2. a lot of folks who would like to eliminate relational databases fail to account for point #1. They complain of the object/relational mapping problems. Ok, that's fine - but if you put your data in container-managed persistence or an object database - you'll then have to pay someone to pull it out and put it into a separate relational database for analysis. Of course, you might be fired right about that time...
3. java in the database is mostly a pain in the butt: On the performance side you've got optimization complexity, on the managability side you've got unusual dependencies, build processes, etc, on the availability side you've got the ability to take out the entire server with some bad code (ok, sometimes).
4. two-tiered architectures with a web service driven directly out of the database is more than just a pain in the butt. It's a security disaster. A cobbled together architecture. And Jim Gray shilling for microsoft.
5. the column-store as Jim Gray described it has never really left us. And we don't really need new technology to handle it.
6. users love tables. there are quite a few users out there that truly love tables - they understand them, they look just like spreadsheets, they can query them. This is important: it's fabulous when your users can easily understand your design.
7. however - like Gray said, we now need methods of working with data that go far beyond boolean logic. We need fuzzy logic queries. And we need new types of models - allowing for multiple many-to-many relationships via relationship tables. This breaks codd's rules - but is essential for agile & fast-moving projects.

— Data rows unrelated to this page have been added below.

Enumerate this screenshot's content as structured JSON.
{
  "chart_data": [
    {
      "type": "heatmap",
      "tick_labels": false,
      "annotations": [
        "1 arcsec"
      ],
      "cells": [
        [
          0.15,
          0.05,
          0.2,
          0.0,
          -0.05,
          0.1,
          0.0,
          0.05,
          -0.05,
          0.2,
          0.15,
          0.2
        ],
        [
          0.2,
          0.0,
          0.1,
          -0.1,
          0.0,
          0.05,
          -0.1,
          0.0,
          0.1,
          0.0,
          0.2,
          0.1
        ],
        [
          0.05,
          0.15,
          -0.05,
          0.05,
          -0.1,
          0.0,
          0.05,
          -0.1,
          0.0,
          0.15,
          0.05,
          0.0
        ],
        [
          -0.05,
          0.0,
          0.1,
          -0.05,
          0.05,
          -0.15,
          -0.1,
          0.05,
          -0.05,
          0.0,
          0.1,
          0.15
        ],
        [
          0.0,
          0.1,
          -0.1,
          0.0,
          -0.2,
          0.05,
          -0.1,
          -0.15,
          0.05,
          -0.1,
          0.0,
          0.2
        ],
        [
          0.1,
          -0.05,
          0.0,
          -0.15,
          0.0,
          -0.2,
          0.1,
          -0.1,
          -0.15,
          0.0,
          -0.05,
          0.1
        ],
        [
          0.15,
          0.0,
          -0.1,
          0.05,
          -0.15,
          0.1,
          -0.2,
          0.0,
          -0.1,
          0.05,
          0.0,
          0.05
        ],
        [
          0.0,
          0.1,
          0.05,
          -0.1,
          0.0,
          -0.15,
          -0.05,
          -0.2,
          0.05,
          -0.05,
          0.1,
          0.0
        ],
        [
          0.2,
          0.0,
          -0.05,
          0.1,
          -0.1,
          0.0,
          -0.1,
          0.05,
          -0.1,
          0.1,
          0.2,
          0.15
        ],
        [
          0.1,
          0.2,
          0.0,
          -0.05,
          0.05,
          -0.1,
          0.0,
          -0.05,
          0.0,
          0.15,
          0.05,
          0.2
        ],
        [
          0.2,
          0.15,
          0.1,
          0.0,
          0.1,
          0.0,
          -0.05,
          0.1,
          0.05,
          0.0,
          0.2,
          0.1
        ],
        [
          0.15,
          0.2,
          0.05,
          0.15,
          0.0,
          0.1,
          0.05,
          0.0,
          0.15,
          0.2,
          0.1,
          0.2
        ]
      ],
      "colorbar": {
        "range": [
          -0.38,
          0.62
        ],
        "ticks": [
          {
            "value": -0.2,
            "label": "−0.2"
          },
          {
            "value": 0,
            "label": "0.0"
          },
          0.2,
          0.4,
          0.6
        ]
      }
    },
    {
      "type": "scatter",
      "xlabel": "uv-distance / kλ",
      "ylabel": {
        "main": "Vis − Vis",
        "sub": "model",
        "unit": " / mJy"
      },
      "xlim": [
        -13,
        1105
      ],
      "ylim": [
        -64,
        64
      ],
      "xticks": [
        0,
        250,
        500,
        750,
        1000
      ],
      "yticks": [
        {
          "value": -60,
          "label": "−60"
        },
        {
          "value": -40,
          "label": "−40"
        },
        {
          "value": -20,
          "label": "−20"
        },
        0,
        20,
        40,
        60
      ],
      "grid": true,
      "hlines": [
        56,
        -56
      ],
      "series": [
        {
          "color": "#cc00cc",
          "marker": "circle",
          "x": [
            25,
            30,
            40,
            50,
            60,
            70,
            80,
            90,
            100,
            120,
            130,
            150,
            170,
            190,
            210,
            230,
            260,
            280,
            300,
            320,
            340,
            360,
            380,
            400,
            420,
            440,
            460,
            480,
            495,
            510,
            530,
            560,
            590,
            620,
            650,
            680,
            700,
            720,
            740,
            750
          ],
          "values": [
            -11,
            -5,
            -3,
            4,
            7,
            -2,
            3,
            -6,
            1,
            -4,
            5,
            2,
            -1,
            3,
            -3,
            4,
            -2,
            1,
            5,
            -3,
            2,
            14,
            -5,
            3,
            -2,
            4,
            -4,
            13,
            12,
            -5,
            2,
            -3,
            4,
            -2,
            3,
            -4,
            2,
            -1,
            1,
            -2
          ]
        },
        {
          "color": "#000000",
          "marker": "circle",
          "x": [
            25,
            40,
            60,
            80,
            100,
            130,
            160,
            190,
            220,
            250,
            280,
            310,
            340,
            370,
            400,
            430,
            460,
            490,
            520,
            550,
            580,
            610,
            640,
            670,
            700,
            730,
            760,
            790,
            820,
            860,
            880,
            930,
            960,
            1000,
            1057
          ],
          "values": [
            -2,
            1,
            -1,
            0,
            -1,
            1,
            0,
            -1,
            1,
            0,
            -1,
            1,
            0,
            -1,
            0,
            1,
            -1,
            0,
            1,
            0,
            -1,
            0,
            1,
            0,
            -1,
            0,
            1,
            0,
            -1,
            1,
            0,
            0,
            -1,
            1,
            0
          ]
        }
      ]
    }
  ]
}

> The "next great advancement" in databases will be when I can setup 2 or more linux servers and have
>them act as a single database server. Our database server is the most expensive item in our datacenter
>because it's an N-way IBM server.
lol, IBM has supported *exactly* what you are talking about for at least five years.
That is, you can spread your db2 database across 10,100, or 1000+ linux commodity boxes (ideally blades). Or you can use windows, or aix, or solaris, or hp-ux, etc. Of course, those individual boxes can be SMPs in their own right - so a thousand 8-way aix boxes is certainly possible, if not cheap.
Oracle is now in this game as well - oracle 10g can certainly support 32, and maybe 64 individual linux boxes in a cluster. The techniques are different between the two - oracle might be better at transactional systems. db2 is definitely better at data warehousing, data mining, etc.
Of course, there are still benefits to a big smp: a single P570 16-way will cost you $250k. But each of those 16 cpus is multi-code (and far faster than intel or amd), and with its micro-partitioning - it can run at least 150 linux or aix lpars (logical partitions). These lpars can grow or shink as they need - so you aren't always over-buying for size, buying new hardly-used hardware, or having to colocate apps on a busy server - when a different os would be preferable. Not to say everyone should go this way - but there are definite benefits.
Good points.
It all comes down to how reliable he wants it, and what his time is worth. If his time isn't worth much, and he can afford to scrap some parts a few times, the build-it-yourself route can certainly save money.
On the other hand, if his time is worth money, and if a loss of this machine's availability will cost money, it's worth spending that extra cash on a full-tested vendor solution.